In Watson v E & E  VSC 510, Justice Beach endorsed, “in passing”, some dicta to the effect that expert evidence is rarely helpful in defining the content of a lawyer’s duty of care to a client:
132 In making conclusions on the issue of breach of duty, I have not overlooked the evidence of Mr Andrew Joseph. Mr Joseph is a solicitor who gave evidence on behalf of the plaintiffs. His evidence was supportive of the plaintiffs’ case on breach of duty. However, Mr Joseph’s evidence was predicated upon an assumption that GMM and FCG became clients of Ebsworths as at 9 February 2001 and that Mr Watson and Mr Gibson (who he also refers to as “clients”) were clients of the firm either at that time or at some time prior to 7 September 2001. I have found the facts to be different from those which Mr Joseph was asked to assume.

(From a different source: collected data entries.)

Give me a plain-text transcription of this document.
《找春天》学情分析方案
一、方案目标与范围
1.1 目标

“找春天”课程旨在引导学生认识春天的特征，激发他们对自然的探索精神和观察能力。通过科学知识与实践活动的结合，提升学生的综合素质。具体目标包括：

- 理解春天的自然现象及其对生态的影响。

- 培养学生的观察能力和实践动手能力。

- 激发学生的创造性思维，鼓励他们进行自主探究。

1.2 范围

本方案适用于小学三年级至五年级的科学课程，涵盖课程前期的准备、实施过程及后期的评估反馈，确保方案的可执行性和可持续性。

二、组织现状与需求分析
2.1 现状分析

Further, Mr Joseph’s opinion was predicated on a briefing of the facts which was too high level in its generality to render his opinion of assistance. In the circumstances, his evidence does not assist in the resolution of this proceeding. In passing, I endorse the dicta of Oliver J in Midland Bank Trust Co Limited v Hett, Stubbs & Kemp (a firm):
“I must say that I doubt the value, or even the admissibility, of this sort of evidence, which seems to be becoming customary in cases of this type. The extent of the legal duty in any given situation must, I think, be a question of law for the court. Clearly, if there is some practice in a particular profession, some accepted standard of conduct which is laid down by a professional institute or sanctioned by common usage, evidence of that can and ought to be received. But evidence which really amounts to no more than an expression of opinion by a particular practitioner of what he thinks that he would have done had he been placed, hypothetically and without the benefit of hindsight, in the position of the defendants, is of little assistance to the court; whilst evidence of the witness’ view of what, as a matter of law, the solicitor’s duty was in the particular circumstances of the case is, I should have thought, inadmissible, for that is the very question which it is the court’s function to decide.”
  1 Ch 384 at 402.
 See also the Full Federal Court decision Yates v Boland (1998) 157 ALR 30 at 56 wherein the Court said: “We think that a court is well placed to determine the liability in negligence of a legal practitioner without the aid of such evidence where questions of particular practices do not arise” – but note the substantial criticism that decision received in the High Court in respect of other issues in Boland v Yates (1999) 167 CLR 575 (see in particular the judgment of Gummow J at paragraph ).